If there is no deterrence value, or negative deterrence value, the Court needs to decide whether this case should be analyzed as a case of unjust enrichment in which, to a large extent, innocent persons who were stock sellers and who were unjustly enriched as a result of the wrongdoing and at the expense of other innocent persons are not before the Court, and those unjustly enriched persons (as well as former Merrill shareholders who were unjustly enriched with too much Bank of America stock) are not being called on to disgorge their unjust enrichment.
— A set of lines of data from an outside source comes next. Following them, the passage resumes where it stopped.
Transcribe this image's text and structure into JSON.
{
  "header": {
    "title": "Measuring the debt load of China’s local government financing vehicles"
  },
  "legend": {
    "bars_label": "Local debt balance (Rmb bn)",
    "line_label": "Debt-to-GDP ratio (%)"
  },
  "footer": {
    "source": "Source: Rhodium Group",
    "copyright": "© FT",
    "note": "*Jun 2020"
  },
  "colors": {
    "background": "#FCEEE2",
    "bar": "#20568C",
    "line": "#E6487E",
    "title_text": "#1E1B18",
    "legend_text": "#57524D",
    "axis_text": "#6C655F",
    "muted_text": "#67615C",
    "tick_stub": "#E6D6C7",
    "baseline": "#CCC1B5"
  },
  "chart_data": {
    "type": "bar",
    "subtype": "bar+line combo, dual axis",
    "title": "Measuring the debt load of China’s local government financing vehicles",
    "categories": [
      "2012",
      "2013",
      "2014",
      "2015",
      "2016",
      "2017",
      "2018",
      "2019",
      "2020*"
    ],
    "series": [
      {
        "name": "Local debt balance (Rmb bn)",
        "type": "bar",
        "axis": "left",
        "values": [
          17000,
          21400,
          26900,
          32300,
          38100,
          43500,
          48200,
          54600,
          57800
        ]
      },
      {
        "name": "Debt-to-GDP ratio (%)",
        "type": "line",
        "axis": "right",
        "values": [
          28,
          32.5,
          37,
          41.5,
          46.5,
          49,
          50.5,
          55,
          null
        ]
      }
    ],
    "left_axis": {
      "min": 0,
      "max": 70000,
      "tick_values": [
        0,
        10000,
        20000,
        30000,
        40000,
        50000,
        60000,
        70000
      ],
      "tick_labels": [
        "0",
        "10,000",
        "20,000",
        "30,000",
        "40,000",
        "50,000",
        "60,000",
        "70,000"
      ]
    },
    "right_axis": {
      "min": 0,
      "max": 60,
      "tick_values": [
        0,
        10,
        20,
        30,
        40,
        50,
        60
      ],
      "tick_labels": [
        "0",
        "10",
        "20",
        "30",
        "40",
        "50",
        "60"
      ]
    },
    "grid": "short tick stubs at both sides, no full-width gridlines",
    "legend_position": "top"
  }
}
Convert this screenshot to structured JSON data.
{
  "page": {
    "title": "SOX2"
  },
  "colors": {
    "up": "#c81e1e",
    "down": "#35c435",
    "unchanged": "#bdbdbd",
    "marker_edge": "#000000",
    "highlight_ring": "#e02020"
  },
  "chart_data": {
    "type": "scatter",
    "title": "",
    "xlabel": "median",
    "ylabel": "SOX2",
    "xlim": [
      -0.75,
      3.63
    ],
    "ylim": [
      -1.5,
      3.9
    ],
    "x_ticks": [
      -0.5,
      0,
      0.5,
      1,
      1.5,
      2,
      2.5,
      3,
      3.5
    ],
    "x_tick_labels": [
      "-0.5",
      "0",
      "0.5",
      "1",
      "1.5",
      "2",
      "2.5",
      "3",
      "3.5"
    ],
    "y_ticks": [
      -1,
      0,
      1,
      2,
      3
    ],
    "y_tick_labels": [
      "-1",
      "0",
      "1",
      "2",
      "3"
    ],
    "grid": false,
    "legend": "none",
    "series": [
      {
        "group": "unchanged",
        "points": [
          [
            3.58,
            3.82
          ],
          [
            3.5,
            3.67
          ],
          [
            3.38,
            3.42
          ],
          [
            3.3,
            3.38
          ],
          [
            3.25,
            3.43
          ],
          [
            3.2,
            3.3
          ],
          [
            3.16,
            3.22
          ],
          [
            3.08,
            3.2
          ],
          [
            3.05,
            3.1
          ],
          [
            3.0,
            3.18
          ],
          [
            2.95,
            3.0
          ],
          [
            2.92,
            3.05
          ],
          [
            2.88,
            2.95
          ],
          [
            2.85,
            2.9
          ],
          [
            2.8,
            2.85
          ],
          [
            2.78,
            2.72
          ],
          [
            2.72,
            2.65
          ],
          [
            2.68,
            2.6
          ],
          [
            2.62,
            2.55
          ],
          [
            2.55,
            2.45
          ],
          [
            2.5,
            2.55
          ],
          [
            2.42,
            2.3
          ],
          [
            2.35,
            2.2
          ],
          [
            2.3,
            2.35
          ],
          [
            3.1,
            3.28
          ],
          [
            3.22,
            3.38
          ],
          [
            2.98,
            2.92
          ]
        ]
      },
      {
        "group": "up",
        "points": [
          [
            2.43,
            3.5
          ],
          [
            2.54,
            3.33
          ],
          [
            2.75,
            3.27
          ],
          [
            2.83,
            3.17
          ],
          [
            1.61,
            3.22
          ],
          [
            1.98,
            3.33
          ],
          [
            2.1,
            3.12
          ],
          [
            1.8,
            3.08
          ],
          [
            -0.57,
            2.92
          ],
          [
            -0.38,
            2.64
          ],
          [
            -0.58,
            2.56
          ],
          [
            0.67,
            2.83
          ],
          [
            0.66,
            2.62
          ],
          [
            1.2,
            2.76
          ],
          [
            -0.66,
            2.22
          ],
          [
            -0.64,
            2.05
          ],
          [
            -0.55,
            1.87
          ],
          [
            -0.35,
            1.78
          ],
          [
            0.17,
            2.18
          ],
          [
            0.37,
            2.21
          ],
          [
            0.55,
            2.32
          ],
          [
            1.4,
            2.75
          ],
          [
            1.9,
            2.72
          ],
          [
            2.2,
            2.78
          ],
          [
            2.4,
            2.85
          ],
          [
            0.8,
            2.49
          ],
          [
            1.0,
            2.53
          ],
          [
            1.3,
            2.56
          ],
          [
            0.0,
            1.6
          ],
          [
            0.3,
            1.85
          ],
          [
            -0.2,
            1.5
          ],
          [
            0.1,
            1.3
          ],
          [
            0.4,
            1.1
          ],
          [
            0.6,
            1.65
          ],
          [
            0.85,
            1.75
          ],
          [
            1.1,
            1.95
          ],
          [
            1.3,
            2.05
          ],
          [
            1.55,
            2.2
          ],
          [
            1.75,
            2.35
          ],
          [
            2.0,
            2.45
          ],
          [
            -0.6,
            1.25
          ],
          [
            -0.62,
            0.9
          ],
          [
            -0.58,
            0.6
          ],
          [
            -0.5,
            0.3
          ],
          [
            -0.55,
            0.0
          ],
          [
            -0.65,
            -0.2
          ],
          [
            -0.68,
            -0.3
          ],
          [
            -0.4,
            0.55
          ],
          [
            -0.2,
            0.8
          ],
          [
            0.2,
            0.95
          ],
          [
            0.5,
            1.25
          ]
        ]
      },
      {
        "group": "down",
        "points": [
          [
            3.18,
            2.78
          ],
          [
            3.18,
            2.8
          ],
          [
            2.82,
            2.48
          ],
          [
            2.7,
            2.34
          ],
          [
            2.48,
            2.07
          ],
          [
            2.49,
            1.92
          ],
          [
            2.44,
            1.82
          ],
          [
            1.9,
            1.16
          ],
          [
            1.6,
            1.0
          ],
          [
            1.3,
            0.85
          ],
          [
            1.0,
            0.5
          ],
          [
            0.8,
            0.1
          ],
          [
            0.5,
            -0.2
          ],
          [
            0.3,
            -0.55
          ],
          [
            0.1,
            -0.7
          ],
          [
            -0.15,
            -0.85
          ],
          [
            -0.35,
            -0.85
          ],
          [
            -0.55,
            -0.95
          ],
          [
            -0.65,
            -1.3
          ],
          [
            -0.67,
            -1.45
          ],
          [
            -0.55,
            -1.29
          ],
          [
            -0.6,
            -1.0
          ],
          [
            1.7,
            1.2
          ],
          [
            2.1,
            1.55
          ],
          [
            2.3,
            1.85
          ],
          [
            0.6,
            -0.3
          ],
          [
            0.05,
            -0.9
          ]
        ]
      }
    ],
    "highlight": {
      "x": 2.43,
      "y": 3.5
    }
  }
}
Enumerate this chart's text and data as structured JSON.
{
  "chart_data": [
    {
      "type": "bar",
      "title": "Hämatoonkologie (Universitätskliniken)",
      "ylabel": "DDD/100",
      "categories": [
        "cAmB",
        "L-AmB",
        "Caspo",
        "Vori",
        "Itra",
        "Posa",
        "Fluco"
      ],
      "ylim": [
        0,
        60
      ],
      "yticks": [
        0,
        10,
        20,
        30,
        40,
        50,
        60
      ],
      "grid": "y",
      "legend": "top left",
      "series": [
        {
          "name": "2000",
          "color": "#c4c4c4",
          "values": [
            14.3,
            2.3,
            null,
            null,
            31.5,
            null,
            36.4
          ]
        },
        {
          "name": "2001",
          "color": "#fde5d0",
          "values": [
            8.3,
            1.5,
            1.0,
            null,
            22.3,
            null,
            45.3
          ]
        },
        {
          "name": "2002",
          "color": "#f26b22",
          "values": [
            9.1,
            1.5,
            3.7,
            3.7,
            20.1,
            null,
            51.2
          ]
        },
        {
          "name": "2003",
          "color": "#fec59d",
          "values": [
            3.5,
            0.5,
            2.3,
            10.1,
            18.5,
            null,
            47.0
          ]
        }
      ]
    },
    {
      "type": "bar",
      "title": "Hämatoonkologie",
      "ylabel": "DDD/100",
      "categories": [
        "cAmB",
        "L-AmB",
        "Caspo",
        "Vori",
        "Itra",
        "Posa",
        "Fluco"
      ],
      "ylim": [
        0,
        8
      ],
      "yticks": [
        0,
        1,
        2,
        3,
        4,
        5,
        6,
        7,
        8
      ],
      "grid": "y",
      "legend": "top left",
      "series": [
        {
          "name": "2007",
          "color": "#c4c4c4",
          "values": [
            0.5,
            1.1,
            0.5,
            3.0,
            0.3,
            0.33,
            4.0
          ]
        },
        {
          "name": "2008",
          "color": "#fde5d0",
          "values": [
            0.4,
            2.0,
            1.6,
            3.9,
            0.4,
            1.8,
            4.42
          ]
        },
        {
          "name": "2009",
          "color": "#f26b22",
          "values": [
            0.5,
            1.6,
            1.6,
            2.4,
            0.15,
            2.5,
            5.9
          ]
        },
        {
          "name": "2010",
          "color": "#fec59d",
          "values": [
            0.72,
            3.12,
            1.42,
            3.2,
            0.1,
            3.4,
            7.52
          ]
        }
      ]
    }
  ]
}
Instead this litigation is largely shifting around in an arbitrary ways the losses that the wrongdoing caused to disparate groups of innocent persons, and further such rearranged losses are being augmented by substantial attorneys fees and other expenses of litigation.
If this unjust enrichment litigation is fundamentally flawed because innocent parties who got a benefit from the corporate wrongdoing are largely not before the Court and will not be called on to disgorge their unjust enrichment, it is within the discretion of the Court not to approve the settlement and the requested attorneys fees, and thereby send a message to lawmakers that there is a flaw that may need legislative fixing.
To help the Court think through the unjust enrichment question/problem and the deterrence question problem, at a minimum the Court require the plaintiffs and defendants to brief these problems/questions for the Court and, to the extent the Court deems advisable, requesting the submission of amicus curiae briefs from some of the various organizations and persons referred to in this pleading.
At a minimum, the Court should require the plaintiffs and the defendant bank to submit briefs about setting forth their contentions about the deterrence value of this litigation and settlement and whether the same should be treated as a case of unjust enrichment involving parties in interest who are not culpable of wrongdoing, taking particular account of the extent to which innocent parties in interest who have been unjustly enriched by the wrongdoing are not before the Court.
This objection is suggestive that there are societal interests involved that may not be adequately represented by the named parties, and the Court might consider whether and how those societal interests can be adequately represented by the named parties.
Then the Court needs to decide whether the proposed settlement agreement and requested attorneys fees are the right thing for the Court to approve in this litigation, and, if the Court does not think the same is the right thing for the Court to do, what discretion the Court has not to approve the settlement agreement and requested attorneys fee and to approve something different.
I hope, in determining what it is reasonable to pay for value received, the Court will keep in mind a comparison of, on the one hand, the SEC budge for its Enforcement Division for 2013 of $1.355 billion (and the SEC's 735 enforcement actions for 2011) and, on the other hand, the requested plaintiffs' attorneys fees and costs in these two cases of $177 million in the Bank of America case and $103 million in the Citigroup case (plus, in each case, whatever the defendants' attorneys fees are).